I'm not really sure what to say about this one. In all honesty, the writing really should have bothered me. In fact, when I started reading, I almost gave up immediately, I didn't think I could handle an entire book written through the viewpoint of a 5 year old. I carried on however, and I'm glad I did.

I told a co-worker I was reading this book and proceeded to explain the plot. We often exchange recommendations in regards to what we're currently reading and mine usually tend to be darker fiction. When I came to him with this recent purchase, he said "There must be something wrong with you. Why do you always pick the most depressing sounding books to read?". I didn't have an answer for him.

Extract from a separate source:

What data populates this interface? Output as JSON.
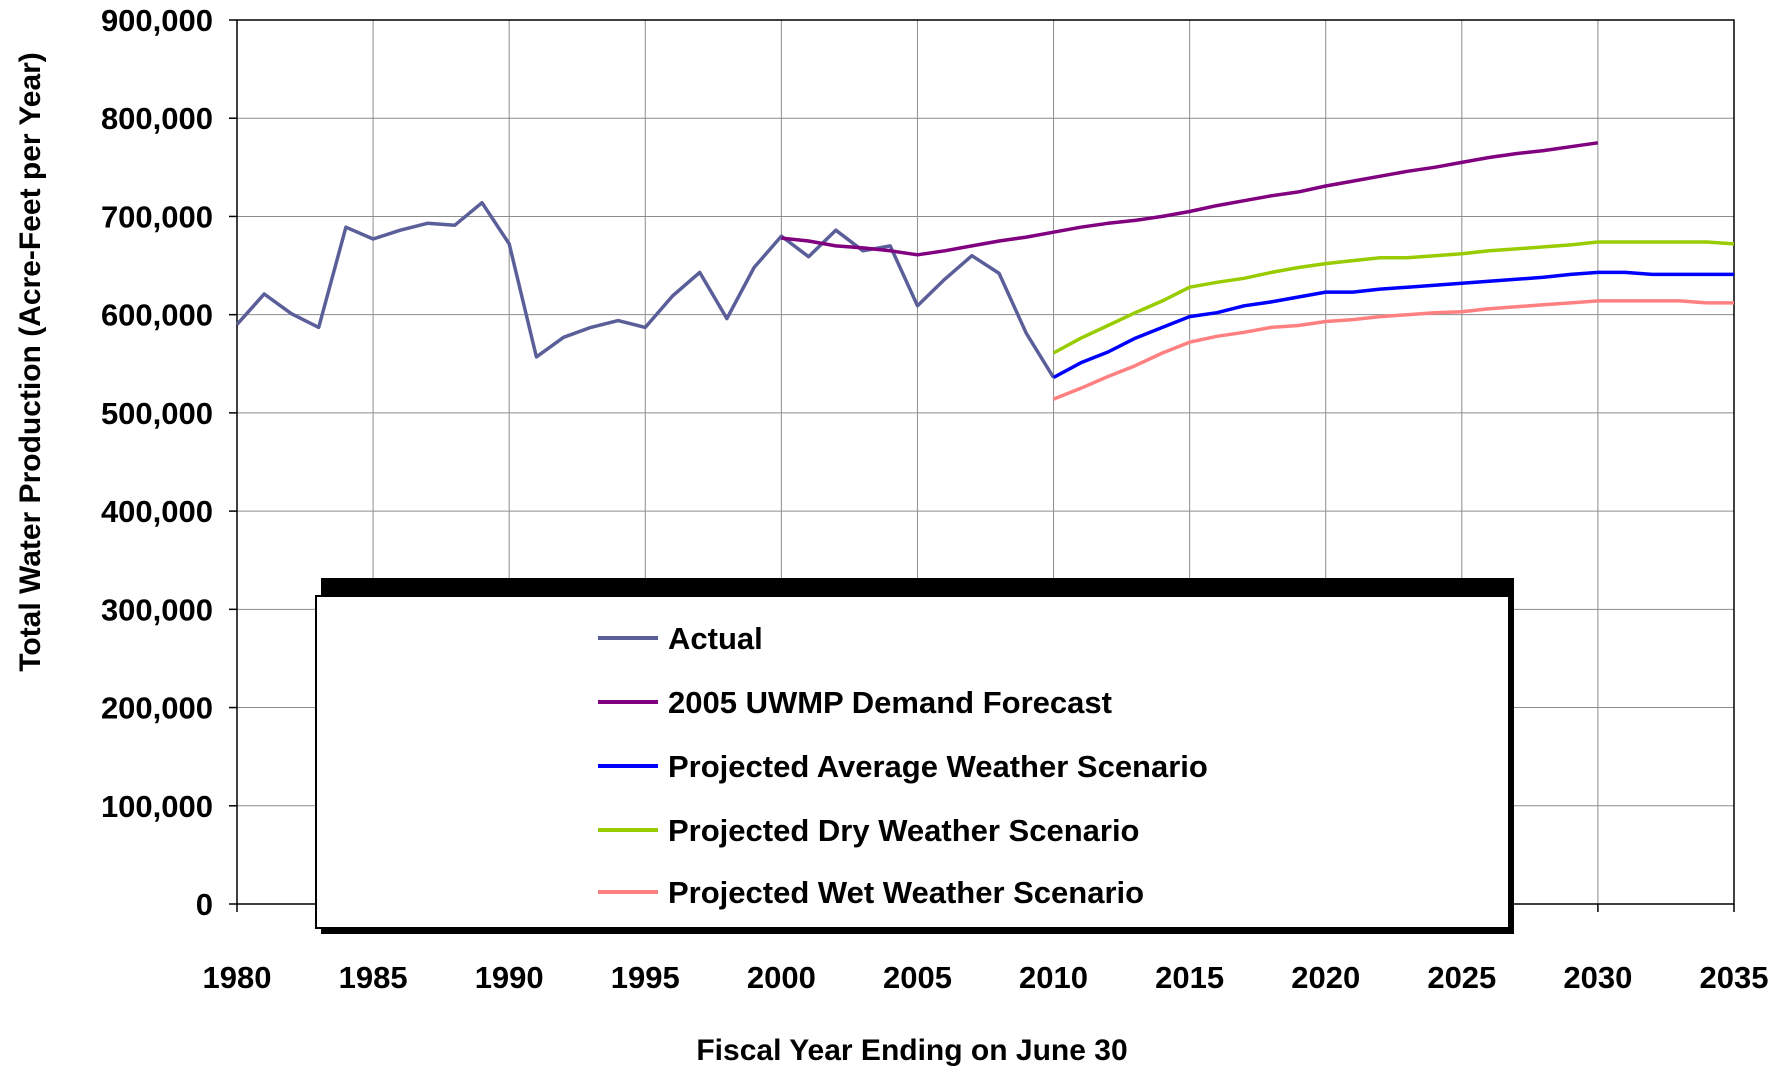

I wouldn't really classify this as a book that's going to leave me in a sorry state of depression after you're finished, if anything you may suffer a little heartbreak for the boy. During his years in "Room", he's basically told that nothing exists outside their small space, that the TV shows he watches are actually images of other planets. So when he's finally told that it was a lie, that other people exist outside of the shed, his head nearly explodes.

When I put the book down last night, I was pretty satisfied. The book took a pretty big turn about halfway through that I didn't quite expect, but it was for the best anyway. Even though I've read great things about it, I still ended up liking it more than I thought I would.